Noting the lack of students attending the forum, Elaine Weintraub, history department chair at the regional high school, said that they tend to be cynical about the political process and need to see how civics is relevant.
Part of the problem with civics education in the past was the boredom factor, several people commented. James W. Loewen, author of "Lies My Teacher Told Me," declared that civics was the most boring class he ever took.
Mr. Loewen's book documented the inaccuracies and gaps he found as a sociologist who surveyed 12 leading high school textbooks of American history over a two-year period at the Smithsonian Institution. "We're here because of the relative failure of the way history is taught in American schools," Mr. Loewen said. "We need to fix history, and with that comes an opening for civics education."
Mr. Dreyfuss talked about keeping civics education non-partisan, with the emphasis on being an American rather than a Democrat or Republican. Pulitzer-prize winning historian Gordon Wood, a professor of history at Brown University, concluded that what holds Americans together is not ethnicity or a single religion, but rather a set of values. "If young people don't understand their collectivity, they'll lose a sense of what it means to be an American," Mr. Wood said.

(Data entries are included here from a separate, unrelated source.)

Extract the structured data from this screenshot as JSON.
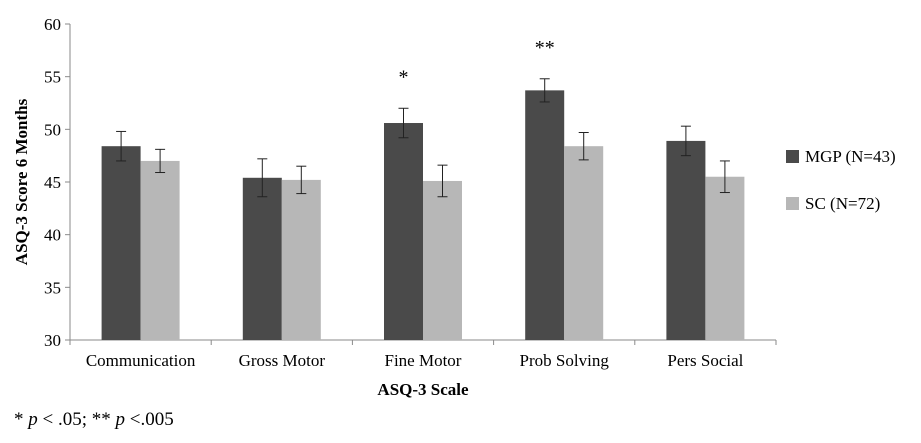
{
  "chart_data": {
    "type": "bar",
    "categories": [
      "Communication",
      "Gross Motor",
      "Fine Motor",
      "Prob Solving",
      "Pers Social"
    ],
    "series": [
      {
        "name": "MGP (N=43)",
        "color": "#4a4a4a",
        "values": [
          48.4,
          45.4,
          50.6,
          53.7,
          48.9
        ],
        "error": [
          1.4,
          1.8,
          1.4,
          1.1,
          1.4
        ]
      },
      {
        "name": "SC (N=72)",
        "color": "#b7b7b7",
        "values": [
          47.0,
          45.2,
          45.1,
          48.4,
          45.5
        ],
        "error": [
          1.1,
          1.3,
          1.5,
          1.3,
          1.5
        ]
      }
    ],
    "annotations": [
      {
        "category": "Fine Motor",
        "text": "*"
      },
      {
        "category": "Prob Solving",
        "text": "**"
      }
    ],
    "ylabel": "ASQ-3 Score 6 Months",
    "xlabel": "ASQ-3 Scale",
    "ylim": [
      30,
      60
    ],
    "yticks": [
      30,
      35,
      40,
      45,
      50,
      55,
      60
    ],
    "legend": "right",
    "grid": false
  },
  "footnote": {
    "star1": "* ",
    "p1": "p",
    "t1": " < .05; ** ",
    "p2": "p",
    "t2": " <.005"
  }
}
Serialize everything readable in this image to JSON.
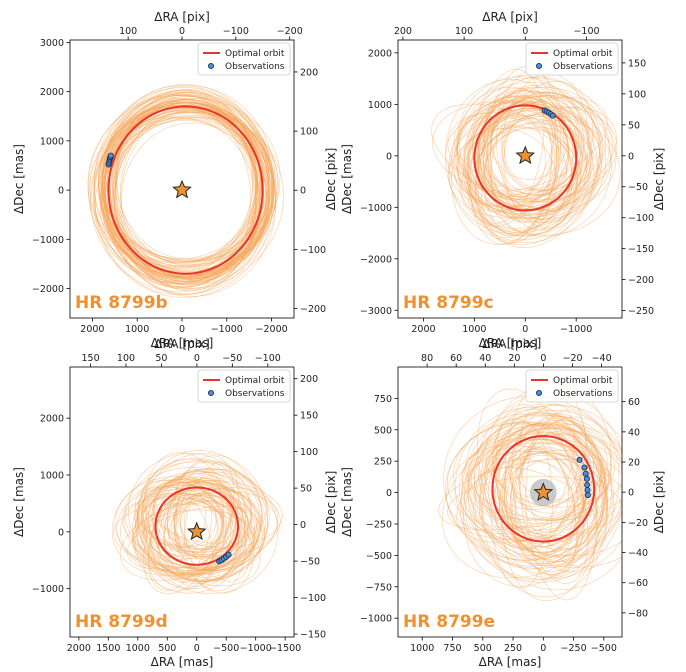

Some Island teachers disagreed that civics education no longer exists and provided examples of how they teach it. Eli Lesser, director of teacher education and civic outreach at the National Constitution Center in Philadelphia, offered his organization's Constitution High School as a model for incorporating civics education into all curriculum areas.
In follow-up to Wednesday night's discussion, Mr. Dreyfuss met with a smaller group Thursday at Martha's Vineyard Regional High School to brainstorm ideas for developing a pilot civics education program for Island schools.